Tokyo street fashion has been feeling a little bit too peaceful these days. Photo-hunting tourists, believing that they’re on safari, have chased away much of the talent from Harajuku, and mainstream tastes for norm-core are limiting the extremes, even while the overall standard stays high. With that in mind, it’s worth remembering there are those fighting back and making the case of fashion for fashion’s sake, a means of transcending the everyday and living, albeit temporarily, as someone—or something—else.

The world of tokusatsu (Japanese special effects films), and its offshoot kaijū (monster films), is at the heart of Japanese popular culture. Yet until recently, it has remained relatively under-explored in fashion, a fact made more remarkable by remembering that there was always a human tucked away inside Godzilla—someone was already wearing Godzilla. And while I can understand that even Tokyo isn’t ready for a fashionista clomping their way through its backstreets channeling Godzilla verbatim, the beast of fashion, always hungry for inspiration, has been slow in realizing this aesthetic in reality. That is, until now.

Takashi Nishiyama

Takashi Nishiyama
Takashi Nishiyama

Arguably the first proponent of the tokusatsu fashion genre, Takashi Nishiyama shot to fame straight out of the Coconogacco fashion school, winning the coveted “Fashion Collection of the Year” from ITS in 2010 with his very first collection, inspired by the popular video game Monster Hunter. From there, the monsters kept getting bigger and bigger; and while he did toy with his own takes on heroes by offering a biker take on Ultraman, it’s the sinister, mutated, or gargantuan that the diminutive designer advocates.

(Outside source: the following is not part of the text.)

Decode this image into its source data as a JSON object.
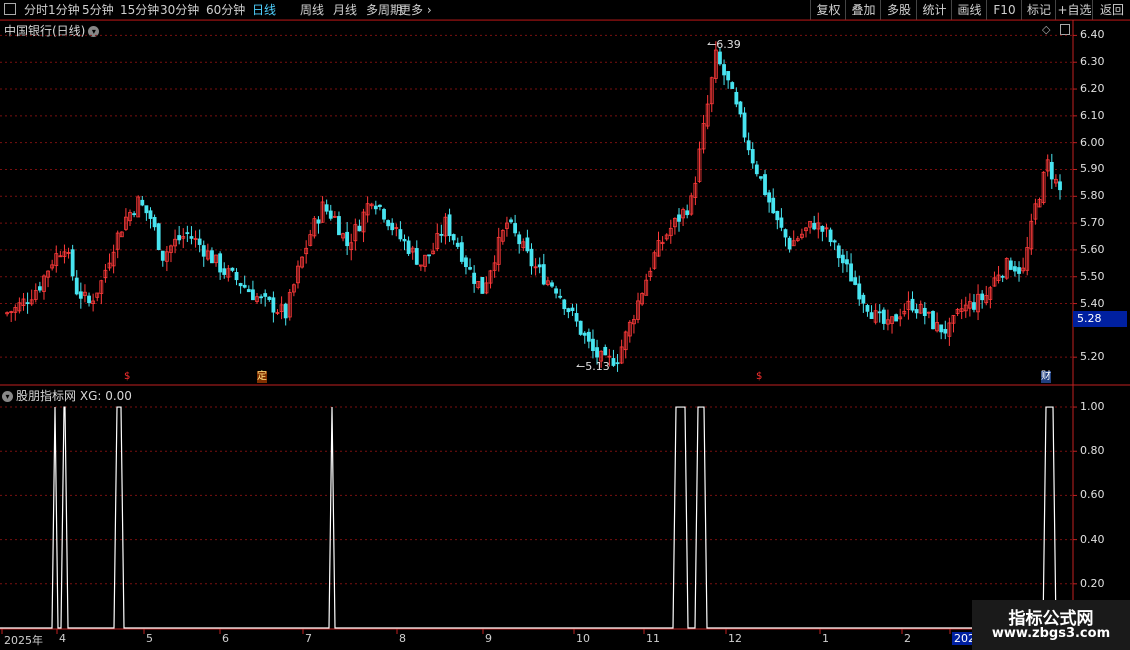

Core to the young designer’s style are heavy-set shoulders with long hanging layers that actually blend well with the tastes for hip-hop style seen everywhere in menswear right now. His Godzilla-inspired output takes this to its logical conclusion, with a fanged hood, huge rounded shoulders, and heavy hanging layers all rendered in a tangle of distressed leather, ripped denim, and glossy nylon reflecting the scales of the beast perfectly.

With those high-profile success stories and funding behind him, Nishiyama moved away from the grimy end of the monster spectrum and started working with luxurious materials to achieve the same effects. His recent experiments in fur, exotic leather, and top-of-the-range silk all explore different aspects of the monster aesthetic, without compromising the scale of his vision. Interestingly, he insists that every item from his collection can technically be worn, with robotic shields turning into clutches, and alien heads unzipping to reveal that they are bags in disguise.

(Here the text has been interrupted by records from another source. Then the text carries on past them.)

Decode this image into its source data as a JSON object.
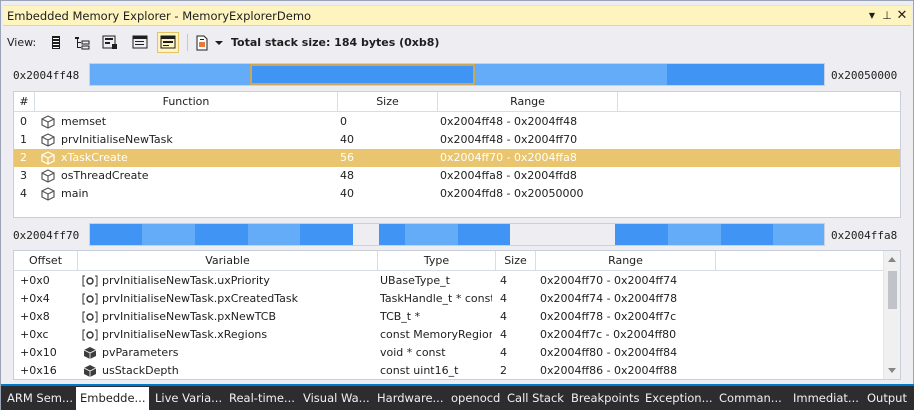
{
  "window": {
    "title": "Embedded Memory Explorer - MemoryExplorerDemo",
    "buttons": {
      "menu": "▼",
      "pin": "⊥",
      "close": "✕"
    }
  },
  "toolbar": {
    "view_label": "View:",
    "icons": [
      "stack-view-icon",
      "tree-view-icon",
      "memory-map-icon",
      "list-details-icon",
      "stack-frame-icon",
      "export-icon"
    ],
    "total_stack": "Total stack size: 184 bytes (0xb8)"
  },
  "map1": {
    "start": "0x2004ff48",
    "end": "0x20050000",
    "colors": {
      "dark": "#3f94f4",
      "light": "#64acf8",
      "selected_outline": "#c9a85d"
    }
  },
  "functions": {
    "headers": [
      "#",
      "Function",
      "Size",
      "Range"
    ],
    "rows": [
      {
        "idx": "0",
        "name": "memset",
        "size": "0",
        "range": "0x2004ff48 - 0x2004ff48"
      },
      {
        "idx": "1",
        "name": "prvInitialiseNewTask",
        "size": "40",
        "range": "0x2004ff48 - 0x2004ff70"
      },
      {
        "idx": "2",
        "name": "xTaskCreate",
        "size": "56",
        "range": "0x2004ff70 - 0x2004ffa8"
      },
      {
        "idx": "3",
        "name": "osThreadCreate",
        "size": "48",
        "range": "0x2004ffa8 - 0x2004ffd8"
      },
      {
        "idx": "4",
        "name": "main",
        "size": "40",
        "range": "0x2004ffd8 - 0x20050000"
      }
    ],
    "selected_index": 2,
    "selection_color": "#e8c56e"
  },
  "map2": {
    "start": "0x2004ff70",
    "end": "0x2004ffa8"
  },
  "variables": {
    "headers": [
      "Offset",
      "Variable",
      "Type",
      "Size",
      "Range"
    ],
    "rows": [
      {
        "offset": "+0x0",
        "name": "prvInitialiseNewTask.uxPriority",
        "type": "UBaseType_t",
        "size": "4",
        "range": "0x2004ff70 - 0x2004ff74",
        "icon": "field-icon"
      },
      {
        "offset": "+0x4",
        "name": "prvInitialiseNewTask.pxCreatedTask",
        "type": "TaskHandle_t * const",
        "size": "4",
        "range": "0x2004ff74 - 0x2004ff78",
        "icon": "field-icon"
      },
      {
        "offset": "+0x8",
        "name": "prvInitialiseNewTask.pxNewTCB",
        "type": "TCB_t *",
        "size": "4",
        "range": "0x2004ff78 - 0x2004ff7c",
        "icon": "field-icon"
      },
      {
        "offset": "+0xc",
        "name": "prvInitialiseNewTask.xRegions",
        "type": "const MemoryRegion",
        "size": "4",
        "range": "0x2004ff7c - 0x2004ff80",
        "icon": "field-icon"
      },
      {
        "offset": "+0x10",
        "name": "pvParameters",
        "type": "void * const",
        "size": "4",
        "range": "0x2004ff80 - 0x2004ff84",
        "icon": "variable-icon"
      },
      {
        "offset": "+0x16",
        "name": "usStackDepth",
        "type": "const uint16_t",
        "size": "2",
        "range": "0x2004ff86 - 0x2004ff88",
        "icon": "variable-icon"
      }
    ]
  },
  "tabs": [
    {
      "label": "ARM Sem...",
      "active": false
    },
    {
      "label": "Embedde...",
      "active": true
    },
    {
      "label": "Live Varia...",
      "active": false
    },
    {
      "label": "Real-time...",
      "active": false
    },
    {
      "label": "Visual Wa...",
      "active": false
    },
    {
      "label": "Hardware...",
      "active": false
    },
    {
      "label": "openocd",
      "active": false
    },
    {
      "label": "Call Stack",
      "active": false
    },
    {
      "label": "Breakpoints",
      "active": false
    },
    {
      "label": "Exception...",
      "active": false
    },
    {
      "label": "Comman...",
      "active": false
    },
    {
      "label": "Immediat...",
      "active": false
    },
    {
      "label": "Output",
      "active": false
    }
  ]
}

With every step, Takashi Nishiyama gets closer to getting his work worn by fashion civilians, and now that he has kickstarted a whole wave of others to follow in his path, it might just catch on faster than you think.

Chiharu

Chiharu
Chiharu

Following in the lineage of Takashi Nishiyama, young designer Sugimoto Chiharu was also inspired by kaijū monsters for her graduate collection, winning the 2014 Tokyo New Designer Fashion Grand Prix in the process.

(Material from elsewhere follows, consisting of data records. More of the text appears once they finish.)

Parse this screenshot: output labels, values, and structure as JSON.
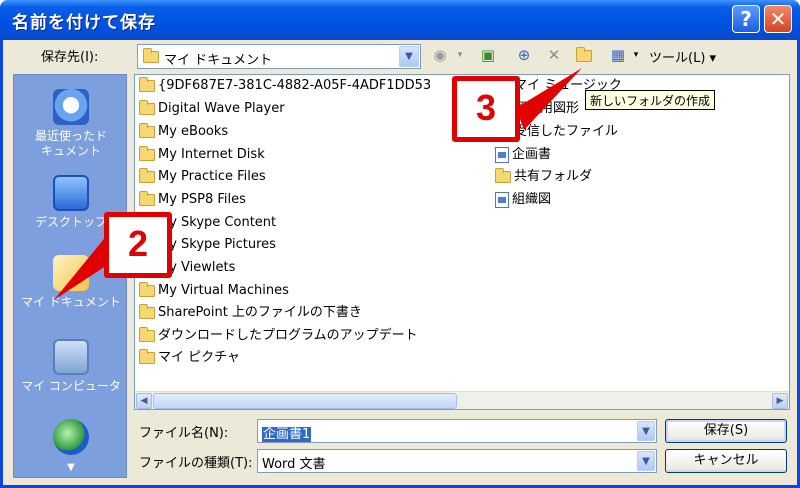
{
  "window": {
    "title": "名前を付けて保存",
    "help_label": "?",
    "close_label": "✕"
  },
  "save_in": {
    "label": "保存先(I):",
    "value": "マイ ドキュメント"
  },
  "toolbar": {
    "tools_label": "ツール(L)"
  },
  "places": [
    {
      "label": "最近使ったド\nキュメント",
      "icon": "recent-documents-icon"
    },
    {
      "label": "デスクトップ",
      "icon": "desktop-icon"
    },
    {
      "label": "マイ ドキュメント",
      "icon": "my-documents-icon"
    },
    {
      "label": "マイ コンピュータ",
      "icon": "my-computer-icon"
    },
    {
      "label": "",
      "icon": "network-icon"
    }
  ],
  "files_left": [
    "{9DF687E7-381C-4882-A05F-4ADF1DD53",
    "Digital Wave Player",
    "My eBooks",
    "My Internet Disk",
    "My Practice Files",
    "My PSP8 Files",
    "My Skype Content",
    "My Skype Pictures",
    "My Viewlets",
    "My Virtual Machines",
    "SharePoint 上のファイルの下書き",
    "ダウンロードしたプログラムのアップデート",
    "マイ ピクチャ"
  ],
  "files_right": [
    "マイ ミュージック",
    "個人用図形",
    "受信したファイル",
    "企画書",
    "共有フォルダ",
    "組織図"
  ],
  "tooltip": "新しいフォルダの作成",
  "filename": {
    "label": "ファイル名(N):",
    "value": "企画書1"
  },
  "filetype": {
    "label": "ファイルの種類(T):",
    "value": "Word 文書"
  },
  "buttons": {
    "save": "保存(S)",
    "cancel": "キャンセル"
  },
  "callouts": {
    "two": "2",
    "three": "3"
  },
  "colors": {
    "titlebar": "#0054e3",
    "places_bar": "#7d9fdd",
    "callout": "#e00000",
    "selection": "#316ac5"
  }
}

Her recent output focuses more on the idea of mutated humans.

Under the banner of “Tokyo Militia Propaganda,” her gang of masked models’ allegiance is not entirely clear, but are all the cooler for it.

Xeno Avatar

Xeno Avatar
Xeno Avatar

A new entry on the underground scene, Xeno Avatar brings the idea of kaijū right up-to-date with the new wave of feminized anthropomorphization of beasts currently in vogue in anime and manga.

The brand is the work of an entirely anonymous designer … well, I could tell you, but I think it’s better to think that this fashion label just popped out of a glitch in the cosmos. At any rate, the construction and patterning is on another plane of reality altogether.

A Man of Ultra

For those who can’t quite find a place in their wardrobe for some of the more extreme tokusatsu-inspired fashion, a new project from Eiji Tsuburaya’s cult series Ultraman might just be for you.

The “A Man of Ultra” project permits absolutely anyone to create their own fashion or accessory collaboration with the series, in any manner of their choosing, as long as they contact the project in advance online and don’t use any of the imagery from the series entirely directly.

So far a lot of Tokyo talent, including Guild Prime, Jam Home Made, Loveless, and Okayama’s Momotaro Jeans, have gotten involved. And if you want to join them as a fellow Man of Ultra, then you only need apply.